Not everyone can comfortably speak or perform in front of a lot of people. For some, it can even be a frightening experience which is to be avoided at all costs. Performance anxiety, also known as a stage fright, is characterized by an intense anxiety and paranoia that occurs before, during, and after a performance.
Even professional and experienced speakers can suffer from anxiety including business speakers and motivational speakers. Some find it easier to remain calm even when they are stressed however most of us will fall into a state of panic as we think about the negative aspects of public speaking.
The fear that people feel before a performance may rely on the context of the speaking role. The size of the audience, being alone on stage, the importance of the evaluation; all these factors can change the level of anxiety experienced by the speaker. The larger the number of people watching you, the more nervous you may become. During interviews, the interviewees tend to get more nervous with the general manager than the secretary.
Anxiety And Its Manifestations.
1. Commonly experienced by most people is intense, but transient anxious, fluttery sensations, that typically precede a performance, but disappear shortly after the performance begins. This built up energy can make performers better.
2. Reactive anxiety is something which happens when the speaker or performer is not prepared enough or they do not have any public speaking skills. With more and more events and public speaking this type of anxiety should go away. Business speakers get better in this way.

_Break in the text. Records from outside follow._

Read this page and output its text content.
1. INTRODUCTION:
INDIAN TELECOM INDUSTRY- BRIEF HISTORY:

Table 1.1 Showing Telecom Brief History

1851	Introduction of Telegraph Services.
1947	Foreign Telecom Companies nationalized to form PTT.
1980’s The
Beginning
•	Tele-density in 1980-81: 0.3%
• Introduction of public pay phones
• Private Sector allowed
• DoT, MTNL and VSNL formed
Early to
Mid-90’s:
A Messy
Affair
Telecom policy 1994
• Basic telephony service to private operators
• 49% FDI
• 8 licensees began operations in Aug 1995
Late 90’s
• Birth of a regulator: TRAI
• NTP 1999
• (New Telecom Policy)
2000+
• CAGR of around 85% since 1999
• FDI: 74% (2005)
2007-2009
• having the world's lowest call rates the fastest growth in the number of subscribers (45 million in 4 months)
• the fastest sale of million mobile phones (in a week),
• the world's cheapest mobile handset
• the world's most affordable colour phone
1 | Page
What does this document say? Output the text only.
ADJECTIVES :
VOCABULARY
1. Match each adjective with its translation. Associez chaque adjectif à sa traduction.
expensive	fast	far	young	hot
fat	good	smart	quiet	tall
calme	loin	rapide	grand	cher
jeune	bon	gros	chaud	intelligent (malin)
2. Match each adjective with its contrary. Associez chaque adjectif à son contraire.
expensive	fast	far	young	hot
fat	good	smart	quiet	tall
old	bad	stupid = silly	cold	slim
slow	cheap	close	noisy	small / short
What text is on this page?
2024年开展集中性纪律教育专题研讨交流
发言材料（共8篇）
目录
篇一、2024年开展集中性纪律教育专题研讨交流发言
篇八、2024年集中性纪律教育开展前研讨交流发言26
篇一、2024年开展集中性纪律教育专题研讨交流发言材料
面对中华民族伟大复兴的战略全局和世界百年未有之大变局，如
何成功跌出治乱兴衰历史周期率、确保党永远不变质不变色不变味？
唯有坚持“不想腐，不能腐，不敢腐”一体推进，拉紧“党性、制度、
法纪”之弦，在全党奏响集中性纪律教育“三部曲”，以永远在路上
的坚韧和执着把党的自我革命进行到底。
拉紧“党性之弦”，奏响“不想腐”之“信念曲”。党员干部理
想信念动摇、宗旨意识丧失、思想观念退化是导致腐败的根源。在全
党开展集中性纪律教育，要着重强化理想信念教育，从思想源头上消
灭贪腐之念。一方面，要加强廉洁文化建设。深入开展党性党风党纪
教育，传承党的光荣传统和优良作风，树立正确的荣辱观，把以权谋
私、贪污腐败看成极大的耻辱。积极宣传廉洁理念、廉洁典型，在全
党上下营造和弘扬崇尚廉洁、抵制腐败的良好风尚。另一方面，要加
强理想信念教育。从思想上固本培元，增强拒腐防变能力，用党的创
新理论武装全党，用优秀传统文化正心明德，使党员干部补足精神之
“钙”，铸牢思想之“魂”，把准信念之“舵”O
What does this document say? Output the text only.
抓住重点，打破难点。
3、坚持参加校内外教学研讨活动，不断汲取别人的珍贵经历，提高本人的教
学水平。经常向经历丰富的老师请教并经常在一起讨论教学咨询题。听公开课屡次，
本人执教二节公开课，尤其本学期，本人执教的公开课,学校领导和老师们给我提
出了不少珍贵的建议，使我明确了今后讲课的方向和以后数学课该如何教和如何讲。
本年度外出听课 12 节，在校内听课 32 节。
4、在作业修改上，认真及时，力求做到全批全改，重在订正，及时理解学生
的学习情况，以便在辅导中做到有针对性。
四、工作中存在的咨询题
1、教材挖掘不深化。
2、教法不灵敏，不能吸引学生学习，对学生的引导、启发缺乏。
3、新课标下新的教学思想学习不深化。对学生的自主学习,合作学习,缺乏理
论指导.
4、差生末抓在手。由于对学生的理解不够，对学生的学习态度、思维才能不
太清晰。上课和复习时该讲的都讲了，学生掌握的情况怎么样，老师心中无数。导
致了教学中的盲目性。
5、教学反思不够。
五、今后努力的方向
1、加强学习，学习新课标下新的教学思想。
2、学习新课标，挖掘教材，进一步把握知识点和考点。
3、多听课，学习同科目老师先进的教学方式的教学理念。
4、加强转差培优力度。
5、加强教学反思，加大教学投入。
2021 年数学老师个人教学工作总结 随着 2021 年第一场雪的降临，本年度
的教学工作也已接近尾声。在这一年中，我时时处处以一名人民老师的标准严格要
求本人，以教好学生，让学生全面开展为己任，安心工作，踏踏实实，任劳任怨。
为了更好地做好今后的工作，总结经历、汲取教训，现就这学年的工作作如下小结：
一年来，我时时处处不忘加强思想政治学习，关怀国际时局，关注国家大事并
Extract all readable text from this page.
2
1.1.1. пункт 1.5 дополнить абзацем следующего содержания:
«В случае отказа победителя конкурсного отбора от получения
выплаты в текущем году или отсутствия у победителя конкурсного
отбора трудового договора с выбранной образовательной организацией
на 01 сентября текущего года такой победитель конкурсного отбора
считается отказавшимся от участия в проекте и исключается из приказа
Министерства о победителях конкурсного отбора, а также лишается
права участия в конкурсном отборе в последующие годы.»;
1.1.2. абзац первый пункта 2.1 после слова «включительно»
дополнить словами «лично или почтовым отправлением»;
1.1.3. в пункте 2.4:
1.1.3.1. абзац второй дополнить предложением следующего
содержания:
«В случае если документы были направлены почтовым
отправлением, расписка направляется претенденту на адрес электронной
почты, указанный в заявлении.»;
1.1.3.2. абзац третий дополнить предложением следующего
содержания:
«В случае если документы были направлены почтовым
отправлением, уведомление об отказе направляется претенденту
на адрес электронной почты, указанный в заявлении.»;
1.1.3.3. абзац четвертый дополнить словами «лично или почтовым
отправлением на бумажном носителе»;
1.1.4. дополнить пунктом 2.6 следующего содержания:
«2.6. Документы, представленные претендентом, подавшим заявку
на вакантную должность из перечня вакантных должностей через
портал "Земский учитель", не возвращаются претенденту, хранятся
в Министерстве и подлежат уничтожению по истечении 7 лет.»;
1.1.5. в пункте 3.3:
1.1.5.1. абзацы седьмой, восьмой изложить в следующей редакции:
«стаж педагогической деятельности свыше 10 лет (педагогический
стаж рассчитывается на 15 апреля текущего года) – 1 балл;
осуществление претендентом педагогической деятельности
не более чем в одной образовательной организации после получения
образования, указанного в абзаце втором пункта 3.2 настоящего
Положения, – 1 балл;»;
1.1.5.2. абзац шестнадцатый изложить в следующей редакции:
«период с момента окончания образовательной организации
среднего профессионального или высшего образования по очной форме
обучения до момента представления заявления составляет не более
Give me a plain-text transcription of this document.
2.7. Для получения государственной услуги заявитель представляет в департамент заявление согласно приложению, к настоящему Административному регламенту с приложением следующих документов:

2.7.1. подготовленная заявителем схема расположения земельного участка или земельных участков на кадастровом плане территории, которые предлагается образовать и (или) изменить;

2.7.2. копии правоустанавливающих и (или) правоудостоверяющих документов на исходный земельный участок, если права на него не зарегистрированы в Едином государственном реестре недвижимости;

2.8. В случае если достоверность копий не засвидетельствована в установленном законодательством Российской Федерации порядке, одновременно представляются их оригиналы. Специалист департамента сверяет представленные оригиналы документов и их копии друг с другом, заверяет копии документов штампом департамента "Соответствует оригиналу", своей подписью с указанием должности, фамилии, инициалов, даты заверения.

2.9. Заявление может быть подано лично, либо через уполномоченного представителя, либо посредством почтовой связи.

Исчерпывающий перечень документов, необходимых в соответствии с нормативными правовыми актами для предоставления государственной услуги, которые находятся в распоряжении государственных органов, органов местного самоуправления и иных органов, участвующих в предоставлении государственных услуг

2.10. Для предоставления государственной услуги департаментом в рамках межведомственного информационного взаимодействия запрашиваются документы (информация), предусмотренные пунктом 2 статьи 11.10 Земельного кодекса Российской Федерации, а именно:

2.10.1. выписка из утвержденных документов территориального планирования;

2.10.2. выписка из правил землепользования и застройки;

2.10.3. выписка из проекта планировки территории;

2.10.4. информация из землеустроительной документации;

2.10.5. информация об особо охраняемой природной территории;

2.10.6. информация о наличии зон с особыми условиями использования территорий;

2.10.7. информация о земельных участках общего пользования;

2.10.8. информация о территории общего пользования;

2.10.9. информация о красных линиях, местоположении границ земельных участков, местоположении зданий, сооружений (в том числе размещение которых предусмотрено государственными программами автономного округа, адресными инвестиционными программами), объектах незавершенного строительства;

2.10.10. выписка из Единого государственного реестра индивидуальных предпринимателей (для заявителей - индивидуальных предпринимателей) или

3. The hallmark of performance anxiety is usually associated with signs of physical and emotional discomfort such as sweating, shaking, voice quivering, rapid heart beating, feelings of fear, and panic. What causes the speaker’s anxiety is the belief that he or she is being negatively evaluated.
Positive thinking is a way that the anxiety can be alleviated as they no longer think their performance will be bad. A performer can learn to overcome the triggers of anxiety by accepting fear, breathing calmly and practising in front of people as much as possible. You may discover that fear still remains, but you notice that you can handle it, as you are beginning to get the sense of enjoyment from your performance and from connecting with others.